Cloud cost management comes after data
Already in 2023, we saw companies upping the amount of time and investment they are making to control their cloud costs. Cost containment around the cloud is already a key theme for CIOs who are looking at their budgets.
In 2024, that focus will shift to infrastructure and applications that support generative AI use cases. There will be even more focus by business on “what am I paying for” and the reason why it is being used. Teams will be tasked with justifying their spend on cloud deployments and what value it offers to the business. For many, it will be hard to pick apart the complex and granular cloud service bills and report a return on investment. Whether a company uses a cloud service provider such as AWS, Google or Microsoft or a cloud-hosted service such as Snowflake, uncomfortable conversations around escalating consumption will drive home the need for demonstrable value from their solutions.

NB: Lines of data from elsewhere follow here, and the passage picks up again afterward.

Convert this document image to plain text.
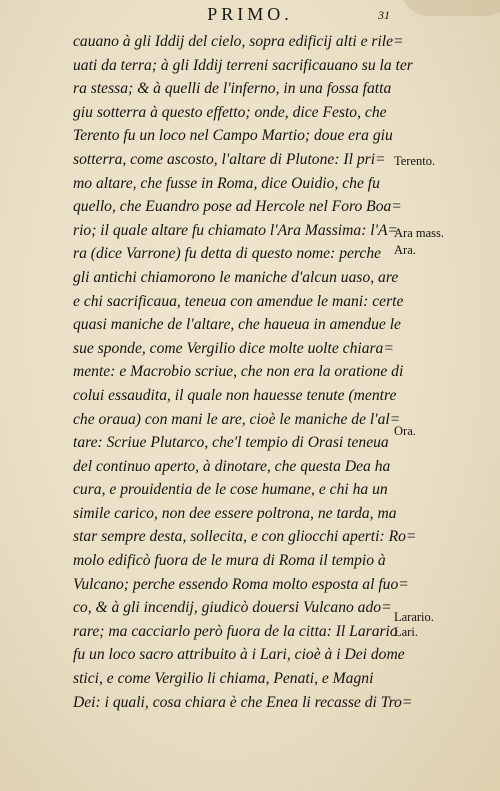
PRIMO.	31
cauano à gli Iddij del cielo, sopra edificij alti e rile=
uati da terra; à gli Iddij terreni sacrificauano su la ter
ra stessa; & à quelli de l'inferno, in una fossa fatta
giu sotterra à questo effetto; onde, dice Festo, che
Terento fu un loco nel Campo Martio; doue era giu
sotterra, come ascosto, l'altare di Plutone: Il pri=
mo altare, che fusse in Roma, dice Ouidio, che fu
quello, che Euandro pose ad Hercole nel Foro Boa=
rio; il quale altare fu chiamato l'Ara Massima: l'A=
ra (dice Varrone) fu detta di questo nome: perche
gli antichi chiamorono le maniche d'alcun uaso, are
e chi sacrificaua, teneua con amendue le mani: certe
quasi maniche de l'altare, che haueua in amendue le
sue sponde, come Vergilio dice molte uolte chiara=
mente: e Macrobio scriue, che non era la oratione di
colui essaudita, il quale non hauesse tenute (mentre
che oraua) con mani le are, cioè le maniche de l'al=
tare: Scriue Plutarco, che'l tempio di Orasi teneua
del continuo aperto, à dinotare, che questa Dea ha
cura, e prouidentia de le cose humane, e chi ha un
simile carico, non dee essere poltrona, ne tarda, ma
star sempre desta, sollecita, e con gliocchi aperti: Ro=
molo edificò fuora de le mura di Roma il tempio à
Vulcano; perche essendo Roma molto esposta al fuo=
co, & à gli incendij, giudicò douersi Vulcano ado=
rare; ma cacciarlo però fuora de la citta: Il Larario
fu un loco sacro attribuito à i Lari, cioè à i Dei dome
stici, e come Vergilio li chiama, Penati, e Magni
Dei: i quali, cosa chiara è che Enea li recasse di Tro=
Terento.
Ara mass.
Ara.
Ora.
Larario.
Lari.
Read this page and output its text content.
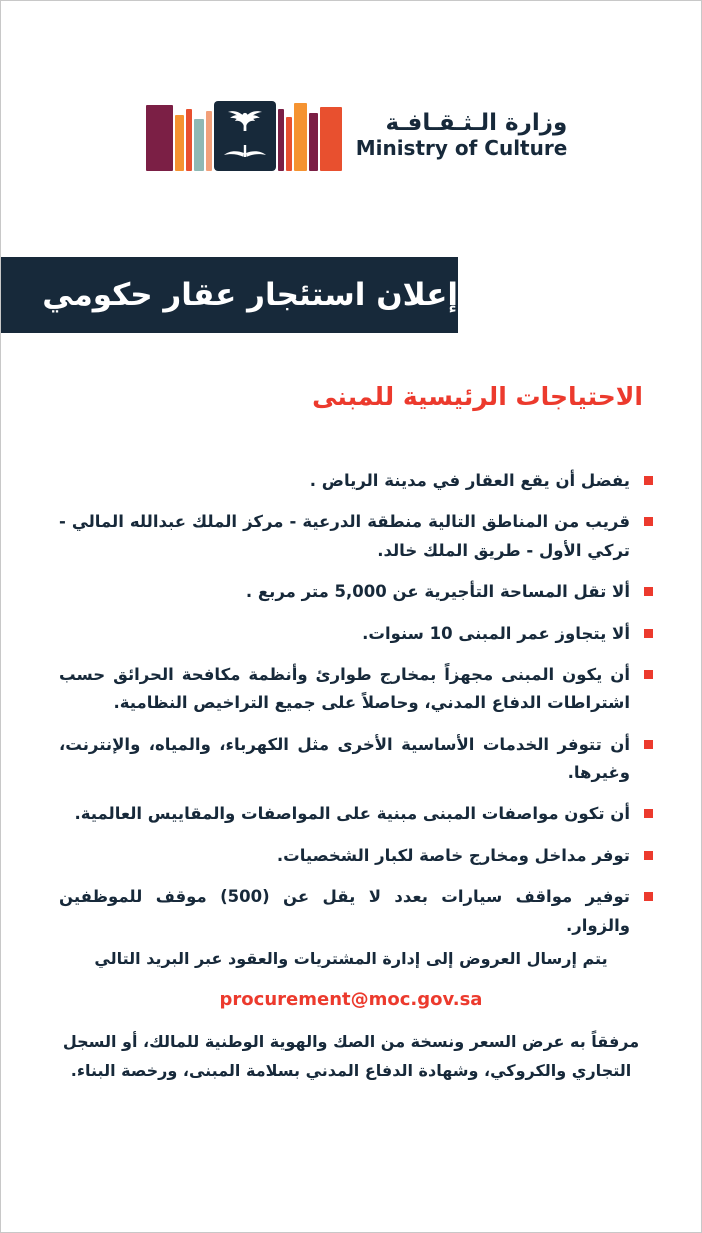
وزارة الـثـقـافـة
Ministry of Culture
إعلان استئجار عقار حكومي
الاحتياجات الرئيسية للمبنى
يفضل أن يقع العقار في مدينة الرياض .
قريب من المناطق التالية منطقة الدرعية - مركز الملك عبدالله المالي - تركي الأول - طريق الملك خالد.
ألا تقل المساحة التأجيرية عن 5,000 متر مربع .
ألا يتجاوز عمر المبنى 10 سنوات.
أن يكون المبنى مجهزاً بمخارج طوارئ وأنظمة مكافحة الحرائق حسب اشتراطات الدفاع المدني، وحاصلاً على جميع التراخيص النظامية.
أن تتوفر الخدمات الأساسية الأخرى مثل الكهرباء، والمياه، والإنترنت، وغيرها.
أن تكون مواصفات المبنى مبنية على المواصفات والمقاييس العالمية.
توفر مداخل ومخارج خاصة لكبار الشخصيات.
توفير مواقف سيارات بعدد لا يقل عن (500) موقف للموظفين والزوار.
يتم إرسال العروض إلى إدارة المشتريات والعقود عبر البريد التالي
procurement@moc.gov.sa
مرفقاً به عرض السعر ونسخة من الصك والهوية الوطنية للمالك، أو السجل التجاري والكروكي، وشهادة الدفاع المدني بسلامة المبنى، ورخصة البناء.
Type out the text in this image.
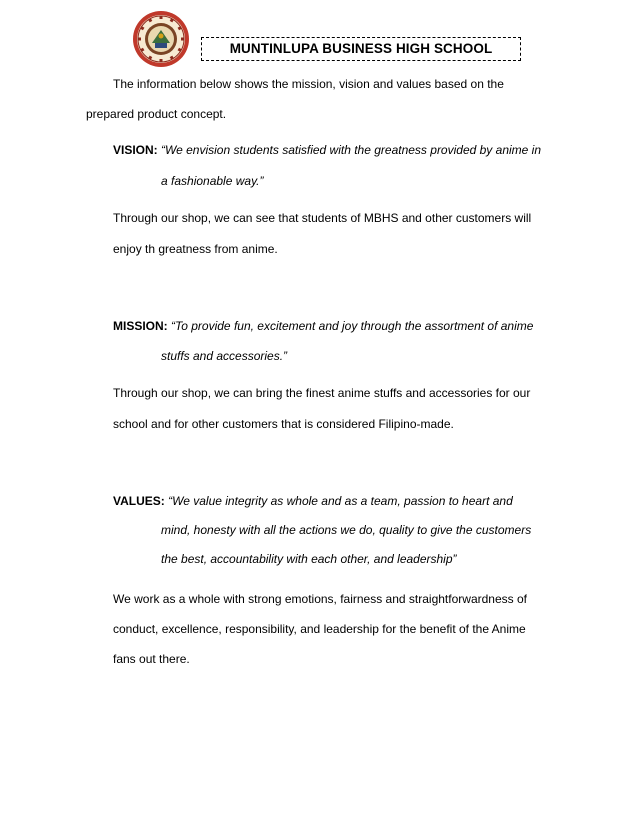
MUNTINLUPA BUSINESS HIGH SCHOOL

The information below shows the mission, vision and values based on the

prepared product concept.

VISION: “We envision students satisfied with the greatness provided by anime in

a fashionable way.”

Through our shop, we can see that students of MBHS and other customers will

enjoy th greatness from anime.

MISSION: “To provide fun, excitement and joy through the assortment of anime

stuffs and accessories.”

Through our shop, we can bring the finest anime stuffs and accessories for our

school and for other customers that is considered Filipino-made.

VALUES: “We value integrity as whole and as a team, passion to heart and

mind, honesty with all the actions we do, quality to give the customers

the best, accountability with each other, and leadership”

We work as a whole with strong emotions, fairness and straightforwardness of

conduct, excellence, responsibility, and leadership for the benefit of the Anime

fans out there.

Currently, analysts are divorced from the costs of the queries that they run and the dashboards that they build. What would happen if every report that you had would need a cost center added to it? Would you still run that query if it would cost your department $5, $10, or $100 a time? What if no one opened your reports or dashboards?
Once again, an obsessive focus around value will help finance and technology leaders streamline their operational expenses around data and analytics – trimming the fat on reports that consume significant resources without corresponding usage, while highlighting smaller, modular analytic resources that form the core of transformational business applications and realize material savings in process optimization. In these cases, a predictable cost structure to platforms that support AI and machine learning initiatives will be preferred by organizations as they look to scale up the benefits of generative AI.

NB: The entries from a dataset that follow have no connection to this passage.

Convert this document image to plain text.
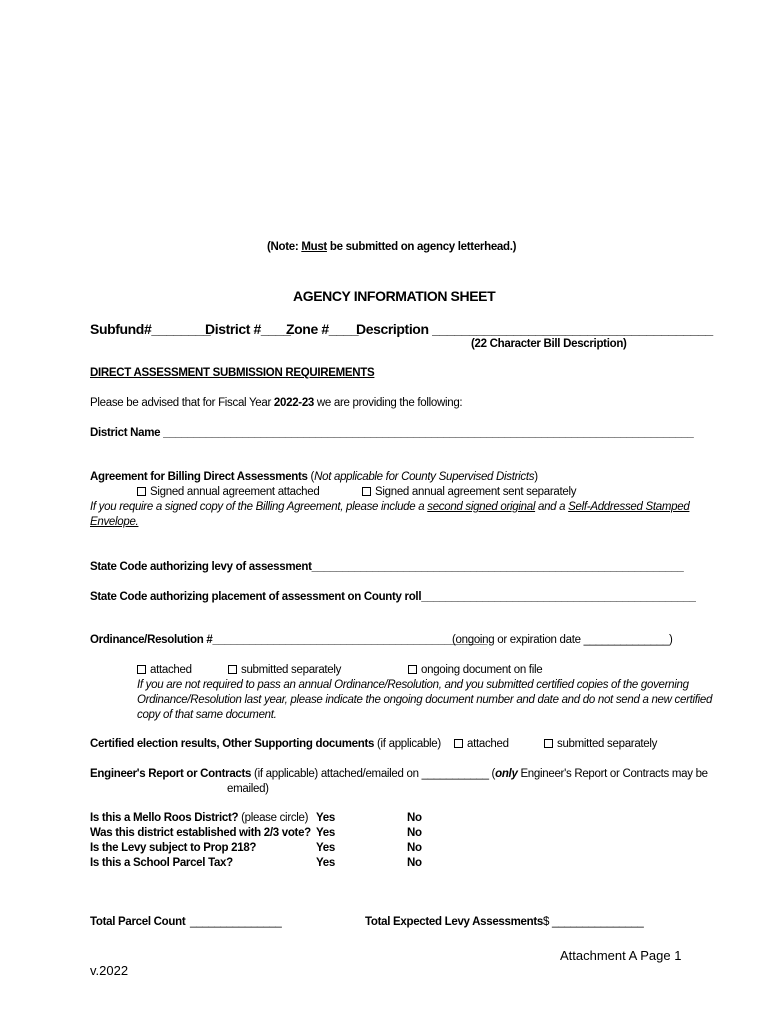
(Note: Must be submitted on agency letterhead.)
AGENCY INFORMATION SHEET
Subfund#________
District #____
Zone #____
Description ______________________________________
(22 Character Bill Description)
DIRECT ASSESSMENT SUBMISSION REQUIREMENTS
Please be advised that for Fiscal Year 2022-23 we are providing the following:
District Name _______________________________________________________________________________________
Agreement for Billing Direct Assessments (Not applicable for County Supervised Districts)
Signed annual agreement attached	Signed annual agreement sent separately
If you require a signed copy of the Billing Agreement, please include a second signed original and a Self-Addressed Stamped
Envelope.
State Code authorizing levy of assessment_____________________________________________________________
State Code authorizing placement of assessment on County roll_____________________________________________
Ordinance/Resolution #_____________________________________________
(ongoing or expiration date ______________)
attached	submitted separately	ongoing document on file
If you are not required to pass an annual Ordinance/Resolution, and you submitted certified copies of the governing
Ordinance/Resolution last year, please indicate the ongoing document number and date and do not send a new certified
copy of that same document.
Certified election results, Other Supporting documents (if applicable)	attached	submitted separately
Engineer's Report or Contracts (if applicable) attached/emailed on ___________ (only Engineer's Report or Contracts may be
emailed)
Is this a Mello Roos District? (please circle) Yes	No
Was this district established with 2/3 vote? Yes	No
Is the Levy subject to Prop 218?	Yes	No
Is this a School Parcel Tax?	Yes	No
Total Parcel Count _______________	Total Expected Levy Assessments $ _______________
Attachment A Page 1
v.2022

Data and analytics leaders will be the heroes… or villains
In 2024, with every business looking to capitalize on GenAI to gain a competitive advantage, data and analytics teams will face the challenges of a growing demand to integrate the latest AI-based applications with their existing organizational data. There will be dozens of projects, all of which will require the organization’s data. Any data strategy that does not offer a flexible, reliable and governed approach to accessing data from the hundreds of business applications and data sources will become the bottleneck of the AI transformation.
For those teams overly invested in the theoretical ‘modern data stack’ and building data pipeline integrations across dozens of niche analytics components, the return on investment for such complex solution architectures will draw the attention of senior leaders when the total cost of ownership (both capital and operational) outweighs the ongoing business benefits.

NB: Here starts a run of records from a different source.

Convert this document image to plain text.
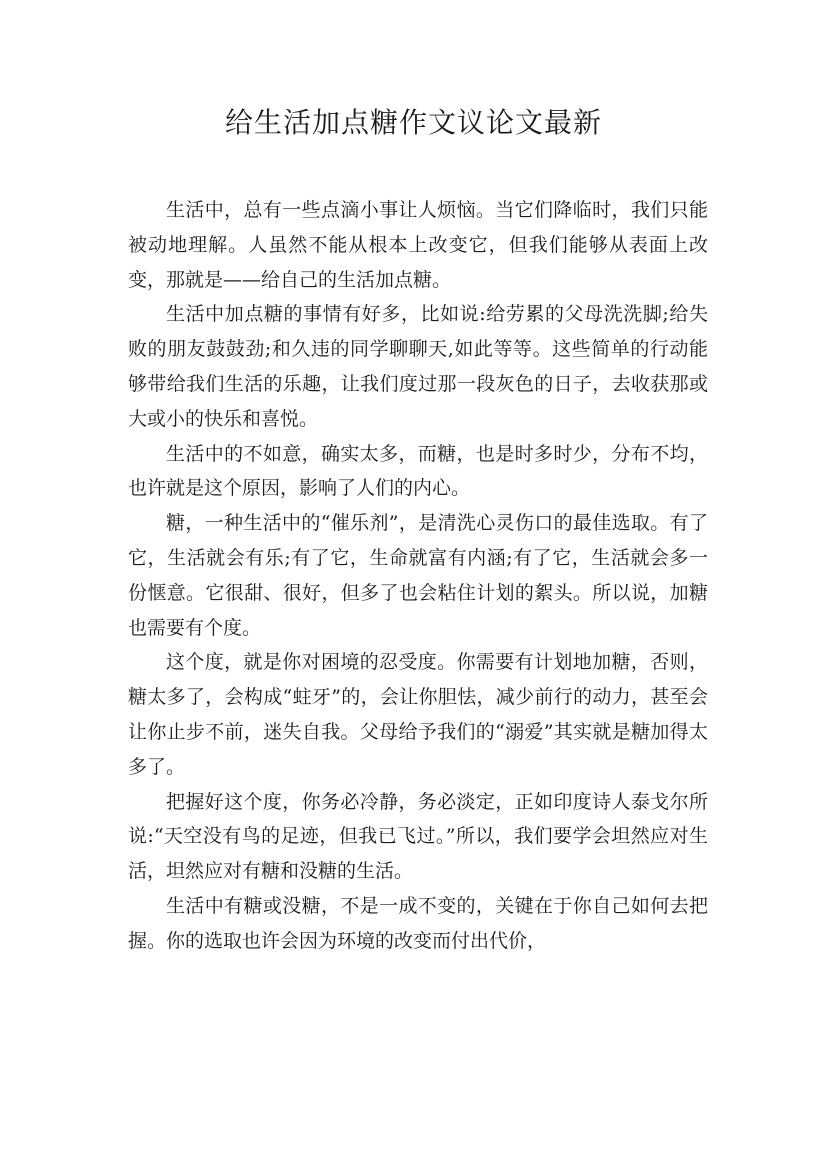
给生活加点糖作文议论文最新

生活中，总有一些点滴小事让人烦恼。当它们降临时，我们只能被动地理解。人虽然不能从根本上改变它，但我们能够从表面上改变，那就是——给自己的生活加点糖。

生活中加点糖的事情有好多，比如说:给劳累的父母洗洗脚;给失败的朋友鼓鼓劲;和久违的同学聊聊天,如此等等。这些简单的行动能够带给我们生活的乐趣，让我们度过那一段灰色的日子，去收获那或大或小的快乐和喜悦。

生活中的不如意，确实太多，而糖，也是时多时少，分布不均，也许就是这个原因，影响了人们的内心。

糖，一种生活中的“催乐剂”，是清洗心灵伤口的最佳选取。有了它，生活就会有乐;有了它，生命就富有内涵;有了它，生活就会多一份惬意。它很甜、很好，但多了也会粘住计划的絮头。所以说，加糖也需要有个度。

这个度，就是你对困境的忍受度。你需要有计划地加糖，否则，糖太多了，会构成“蛀牙”的，会让你胆怯，减少前行的动力，甚至会让你止步不前，迷失自我。父母给予我们的“溺爱”其实就是糖加得太多了。

把握好这个度，你务必冷静，务必淡定，正如印度诗人泰戈尔所说:“天空没有鸟的足迹，但我已飞过。”所以，我们要学会坦然应对生活，坦然应对有糖和没糖的生活。

生活中有糖或没糖，不是一成不变的，关键在于你自己如何去把握。你的选取也许会因为环境的改变而付出代价，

Digital transformation for most organizations starts with digitization then moves to the automation of repetitive manual processes. Delivery of analytic applications that target specific business processes (such as the order-to-cash or procure-to-pay cycles in finance) streamline the operation and maximize the value of talent to interpret and react to changing economic headwinds in a single, simple user experience.
Firms with an overly complex data analytics stack find that their corresponding solutions become increasingly fragile when overnight loads fail to deliver data or users struggle to work with a different specialist tool for every new question.
As we look ahead to a new year and this new phase of technology, organizations that recognize the urgency, embrace these trends and invest in transformative benefits of AI, up-level the data literacy of their workforce and optimize their data infrastructure to support a data-centric approach will find themselves with a measurable lead in the market.